• Toronto - das New York Kanadas?

    Feb 21–Mar 2, 2025 in Canada ⋅ ☁️ -5 °C

    Start in Deutschland an einem sonnigen, immer wärmer werdenden Freitag. Ziel: Kanadas größte Stadt Toronto in Ontario (T.O.). Hier herrscht trotz Sonne eine Temperatur von bis zu minus 13°C. Damit über 20 Grad Unterschied. Einige Torontanians haben nach dem Verlassen des Flugzeugs - nach meinem Verständnis - keinen Wetterbericht gelesen. Oder kennen es nicht anders; sie tragen Shorts und T-Shirt! Kein Anzeichen von kälteblockierenden Jacken oder warmen Schuhen, Mützen oder Handschuhen. Maximal ein Hoody.

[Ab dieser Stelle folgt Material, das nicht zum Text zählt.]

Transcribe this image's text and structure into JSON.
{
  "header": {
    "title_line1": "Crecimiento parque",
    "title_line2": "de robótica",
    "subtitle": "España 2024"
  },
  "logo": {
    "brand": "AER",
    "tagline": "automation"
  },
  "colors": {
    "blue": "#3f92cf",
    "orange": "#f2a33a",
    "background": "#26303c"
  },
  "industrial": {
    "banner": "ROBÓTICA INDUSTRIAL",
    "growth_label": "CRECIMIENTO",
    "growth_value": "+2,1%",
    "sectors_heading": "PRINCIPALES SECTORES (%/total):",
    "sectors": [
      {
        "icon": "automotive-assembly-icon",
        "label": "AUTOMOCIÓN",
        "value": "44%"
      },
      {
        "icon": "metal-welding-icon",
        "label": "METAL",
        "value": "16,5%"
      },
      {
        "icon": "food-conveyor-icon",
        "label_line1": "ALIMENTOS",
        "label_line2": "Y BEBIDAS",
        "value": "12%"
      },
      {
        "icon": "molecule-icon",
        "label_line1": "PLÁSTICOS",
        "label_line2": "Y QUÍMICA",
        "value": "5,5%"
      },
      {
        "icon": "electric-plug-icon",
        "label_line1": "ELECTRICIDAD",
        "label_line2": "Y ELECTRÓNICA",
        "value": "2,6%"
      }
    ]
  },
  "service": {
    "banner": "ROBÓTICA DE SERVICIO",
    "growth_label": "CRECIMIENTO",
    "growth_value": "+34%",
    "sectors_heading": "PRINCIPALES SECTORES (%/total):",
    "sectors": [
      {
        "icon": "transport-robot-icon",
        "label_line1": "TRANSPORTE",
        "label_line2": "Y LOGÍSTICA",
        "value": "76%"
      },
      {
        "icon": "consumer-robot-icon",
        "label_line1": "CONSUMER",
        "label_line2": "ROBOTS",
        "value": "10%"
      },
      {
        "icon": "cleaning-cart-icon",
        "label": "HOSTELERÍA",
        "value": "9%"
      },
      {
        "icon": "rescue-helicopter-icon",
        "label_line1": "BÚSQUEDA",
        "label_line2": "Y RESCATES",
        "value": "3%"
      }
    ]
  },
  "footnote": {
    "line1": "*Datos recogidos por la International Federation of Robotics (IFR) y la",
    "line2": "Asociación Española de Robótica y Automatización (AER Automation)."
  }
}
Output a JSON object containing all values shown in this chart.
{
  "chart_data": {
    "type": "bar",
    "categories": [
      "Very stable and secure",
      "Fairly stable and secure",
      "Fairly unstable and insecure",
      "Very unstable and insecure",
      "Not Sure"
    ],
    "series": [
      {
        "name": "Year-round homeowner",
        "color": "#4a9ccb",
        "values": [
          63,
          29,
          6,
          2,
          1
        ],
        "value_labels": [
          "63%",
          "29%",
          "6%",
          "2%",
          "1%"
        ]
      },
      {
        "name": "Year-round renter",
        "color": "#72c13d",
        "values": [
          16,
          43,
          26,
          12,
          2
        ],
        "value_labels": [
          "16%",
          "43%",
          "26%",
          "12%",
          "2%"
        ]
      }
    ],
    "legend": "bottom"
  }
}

    Beim Landeanflug sah man schon die freien Pisten sowie rechts und links die Schneehaufen. Diese begleiten mich vom Flughafen bis in die Stadt. Der Transfer mit dem Schnellzug endete nach 31 Minuten an der Union Station. Hier entscheide ich, zu Fuß bis zum Hotel zu laufen. Ihr wißt schon, erster Eindruck.

    Gehwege sind zwar geräumt, aber manchmal sind sie so schmal vom Schnee, das Entgegenkommende nicht passieren können.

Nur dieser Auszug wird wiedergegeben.